Tuesday, 13 January 2009
Two years ago, when I was volunteering for PPO and Insight Theatre, Jenn, our coordinator took us all to see the Vagina Monologues. I was two thirds of the way through an incredible year of change and learning. It was the perfect time to see the Vagina Monologues, during my year of learning about my own vagina, my own female-ness.
When I saw the show, it totally blew me away. To me, it was more than saying the word vagina out loud. It was more than funny moans, or saddening statics. It was a lesson. It was a celebration. It was huge audience, all together, enjoying vaginas.
I thought that was pretty fucking awesome! I've always been one of those girls who loved being a woman. If you asked me if I'd ever rather be a boy, I would probably yell "NO!". I love being female and I love my vagina. And for those minutes, the whole world loved vaginas too -- not just the idea of vaginas, but each vagina individually. All of them.
I have changed a lot in the two years since I saw the Vagina Monologues. I learned more about myself. I have matured, physically and emotionally, to become the woman that I am. I have learned about my wants, about my body, about my limits. How to break my limits. I have begun a new relationship to vaginas. I have a lot of respect for vaginas, my own and others.
This year, I have another chance to feel that vagina-loving feeling. Dalhousie Women's Centre is putting on a production of the Vagina Monologues, and I'm going to be in it! This is so incredibly me, it's not even funny.
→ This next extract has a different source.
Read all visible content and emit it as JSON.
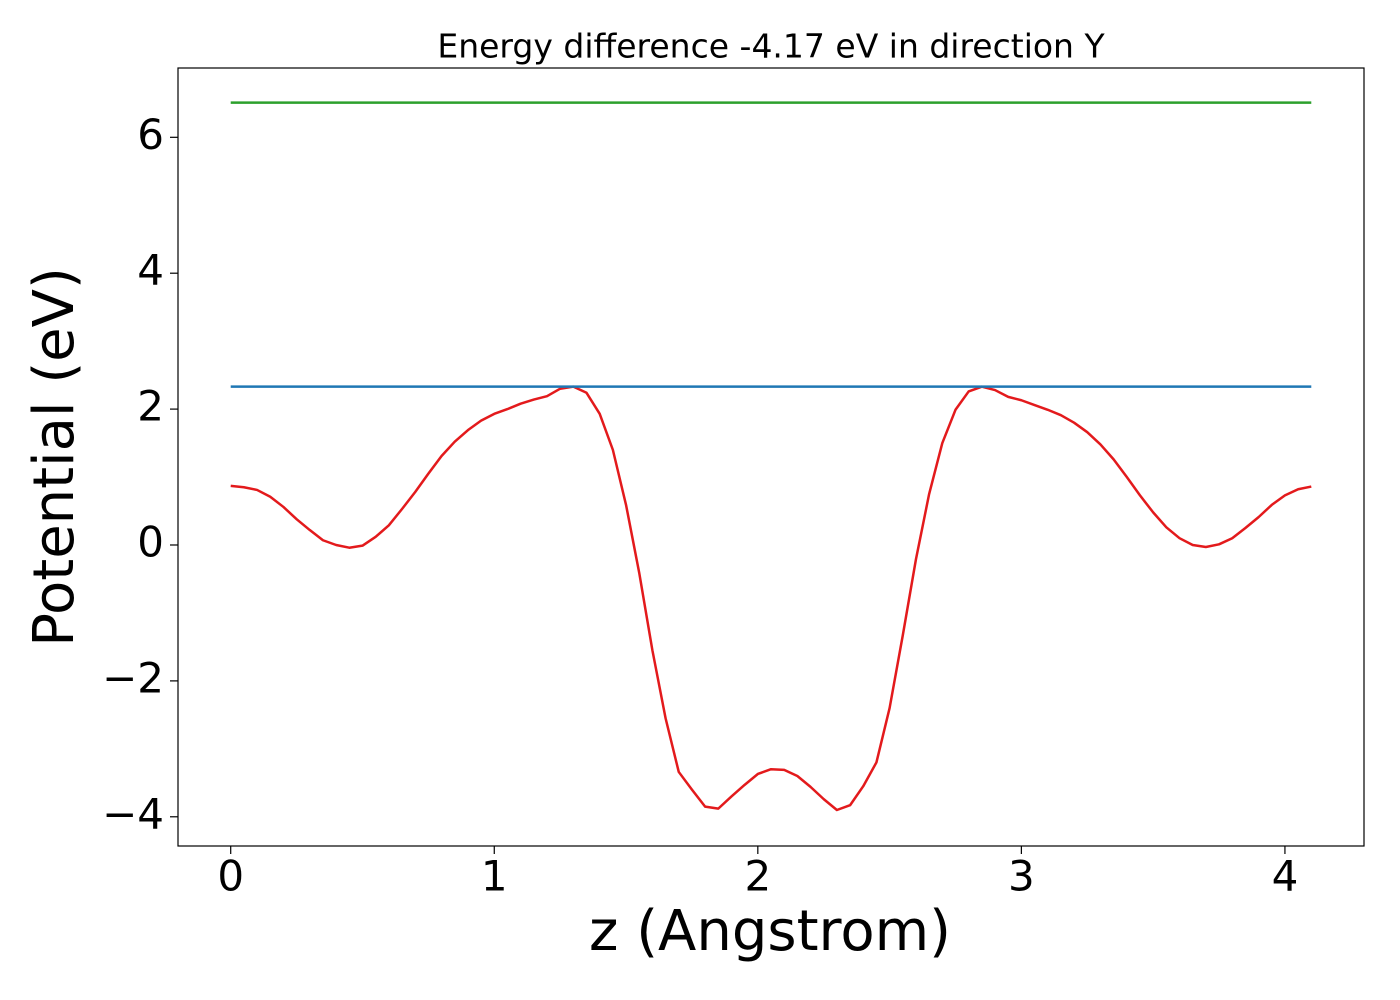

I think some people would call me "vagina lover", mutter it under their breaths with all the same force of "motherfucker" and I would laugh. Because I love that.
I'm in the monologue called "My Vagina Was My Village". When the two women auditioning me asked me to read it, I was surprised. Of all the monologues, that one hit me the deepest. It's a tough one to hear, to read, it's awful and disgusting, and I don't even want to think about the women who have lived it. It's about rape in war; about dying from the inside out.
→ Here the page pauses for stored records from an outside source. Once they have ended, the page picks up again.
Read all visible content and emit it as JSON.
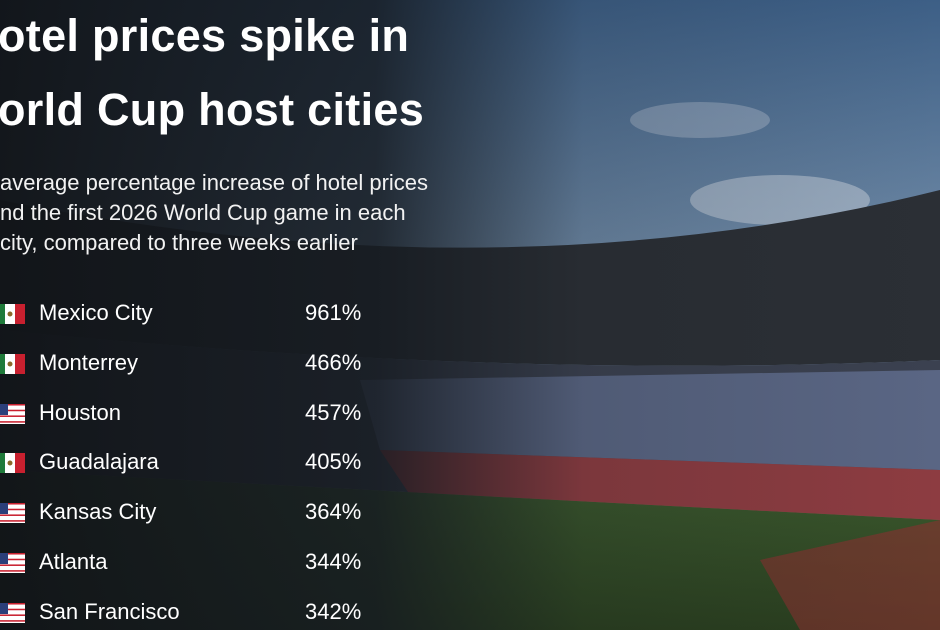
{
  "title": [
    "otel prices spike in",
    "orld Cup host cities"
  ],
  "subtitle": [
    "average percentage increase of hotel prices",
    "nd the first 2026 World Cup game in each",
    "city, compared to three weeks earlier"
  ],
  "table": {
    "rows": [
      [
        "Mexico City",
        "961%"
      ],
      [
        "Monterrey",
        "466%"
      ],
      [
        "Houston",
        "457%"
      ],
      [
        "Guadalajara",
        "405%"
      ],
      [
        "Kansas City",
        "364%"
      ],
      [
        "Atlanta",
        "344%"
      ],
      [
        "San Francisco",
        "342%"
      ]
    ]
  }
}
I think everyone should see the Vagina Monologues, if only so there are more conversations like the one I had in my friends kitchen the other night. I mentioned that I'd auditioned, and he told me about how he'd never realised what different relationships women and men have with their genitals, and he was genuinely fascinated and interested. And why not? Why not have think about vaginas a little bit once a year?
I'm so excited. I'm excited to spread the vagina love.